The Pipeline interface provides a set of methods that make it possible to read/write data, control pipeline execution, update configurations, and cleanup temporary files.

Types of Pipeline:

There are three different types of Pipeline (at the time of writing)
  1. MRPipeline
  2. SparkPipeline
  3. MemPipeline
MRPipeline
The most commonly used Pipeline for executing map reduce jobs. The MRPipeline also provides a MRPipeline#plan() method that will run the planning phase of the pipeline which generates the plan(DOT) for the pipeline execution. The generated DOT can be visualized via external tools to understand the execution strategy for that Pipeline.

SparkPipeline
A pipeline implementation that converts a crunch pipeline to a series of spark pipelines that utilizes Apache Spark api.

MemPipeline
An in-memory pipeline that could be used on a client machine. A MemPipeline will not submit any map-reduce jobs to an actual hadoop cluster. However, a MemPipeline can be used effectively for testing user code.  A typical use case shall be unit testing, where user can test pipeline execution. Since MemPipeline runs in-memory the input dataset may be relatively small to favor memory usage.

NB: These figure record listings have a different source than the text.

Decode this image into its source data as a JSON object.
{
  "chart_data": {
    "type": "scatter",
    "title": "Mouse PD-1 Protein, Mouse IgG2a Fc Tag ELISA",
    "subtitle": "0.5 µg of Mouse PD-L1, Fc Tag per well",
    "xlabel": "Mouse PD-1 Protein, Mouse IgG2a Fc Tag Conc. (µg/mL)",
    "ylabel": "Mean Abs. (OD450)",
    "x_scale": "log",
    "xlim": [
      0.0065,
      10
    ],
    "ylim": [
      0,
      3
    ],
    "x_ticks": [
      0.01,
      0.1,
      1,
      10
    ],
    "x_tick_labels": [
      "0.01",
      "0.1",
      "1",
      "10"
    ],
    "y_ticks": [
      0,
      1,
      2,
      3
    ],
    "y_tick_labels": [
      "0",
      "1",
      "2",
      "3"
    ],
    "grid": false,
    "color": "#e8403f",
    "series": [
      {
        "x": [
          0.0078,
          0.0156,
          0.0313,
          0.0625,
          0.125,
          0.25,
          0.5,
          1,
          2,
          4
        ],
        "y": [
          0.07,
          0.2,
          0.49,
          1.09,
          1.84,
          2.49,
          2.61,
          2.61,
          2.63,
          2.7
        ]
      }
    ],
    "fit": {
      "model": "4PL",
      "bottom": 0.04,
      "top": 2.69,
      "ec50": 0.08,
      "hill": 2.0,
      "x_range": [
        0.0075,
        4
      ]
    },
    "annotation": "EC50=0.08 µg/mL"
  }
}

A MemPipeline provides a set of methods to create PCollection's and PTable's on the fly as opposed to MRPipeline. However, it has to be noted that PCollection's and PTable's created using a MemPipeline should not be utilized in MRPipeline or SparkPipeline.

Additionally, a MemPipeline does not offer all features like other pipelines, for example: DistributedCache; and it's mainly because of the nature of the Pipeline. The idea is to use this pipeline on smaller data which could be run faster in-memory.